Accountants Have Clearer Guidelines When it Comes to Reporting Illegal Acts
New research shows that the likelihood of professional accountants reporting illegal acts by their employers or clients will increase because of new, explicit wording that has been added to an international code of ethics.
The new language is part of NOCLAR, which clarifies professional accountants’ professional responsibility to report fraud and elevates their professional responsibility to report illegal acts to an external authority. The change was established to deal specifically with ambiguity regarding whether or not to maintain confidentiality when professional accountants encounter suspected fraud or a breach of law.
The findings are contained in an article published recently in the Journal of Business Ethics.
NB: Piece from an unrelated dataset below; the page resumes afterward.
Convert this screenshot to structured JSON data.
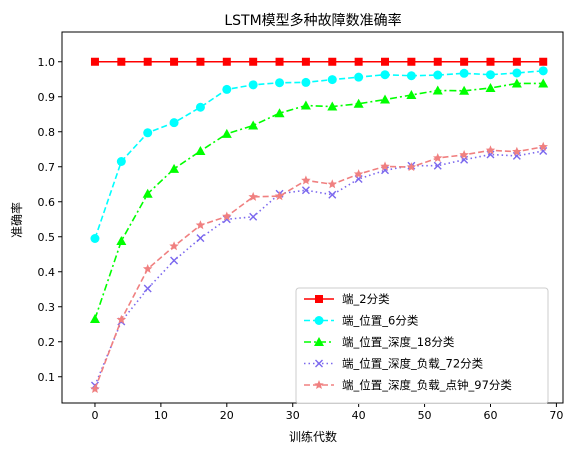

The article, titled “An Experimental Study of a Change in Professional Accountants’ Code of Ethics: The influence of NOCLAR on the duty to report illegal acts to an external authority”, was co-authored by Linda Thorne, Professor of Accounting at the Schulich School of Business, together with two former PhD students at Schulich, Pier-Luc Nappert, an Assistant Professor of Accounting at Laval University, Carolyn McTavish, an Associate Professor of Accounting at Wilfrid Laurier University, and Sameera Hassan, a current Schulich PhD student.
“Prior to NOCLAR, the international code of ethics was seen by the public, the securities markets, audit regulators, and the audit profession as ambiguous,” says Thorne. “The ambiguity of the code prior to the introduction of NOCLAR facilitated the precedence of the principle of confidentiality over that of external reporting of fraud. But as a result of NOCLAR, there is now language in the code that explicitly grants accountants the right to break confidentiality in the face of illegal acts.”
Adds Thorne: “Our findings suggest that the likelihood of professional accountants reporting illegal acts externally will increase.”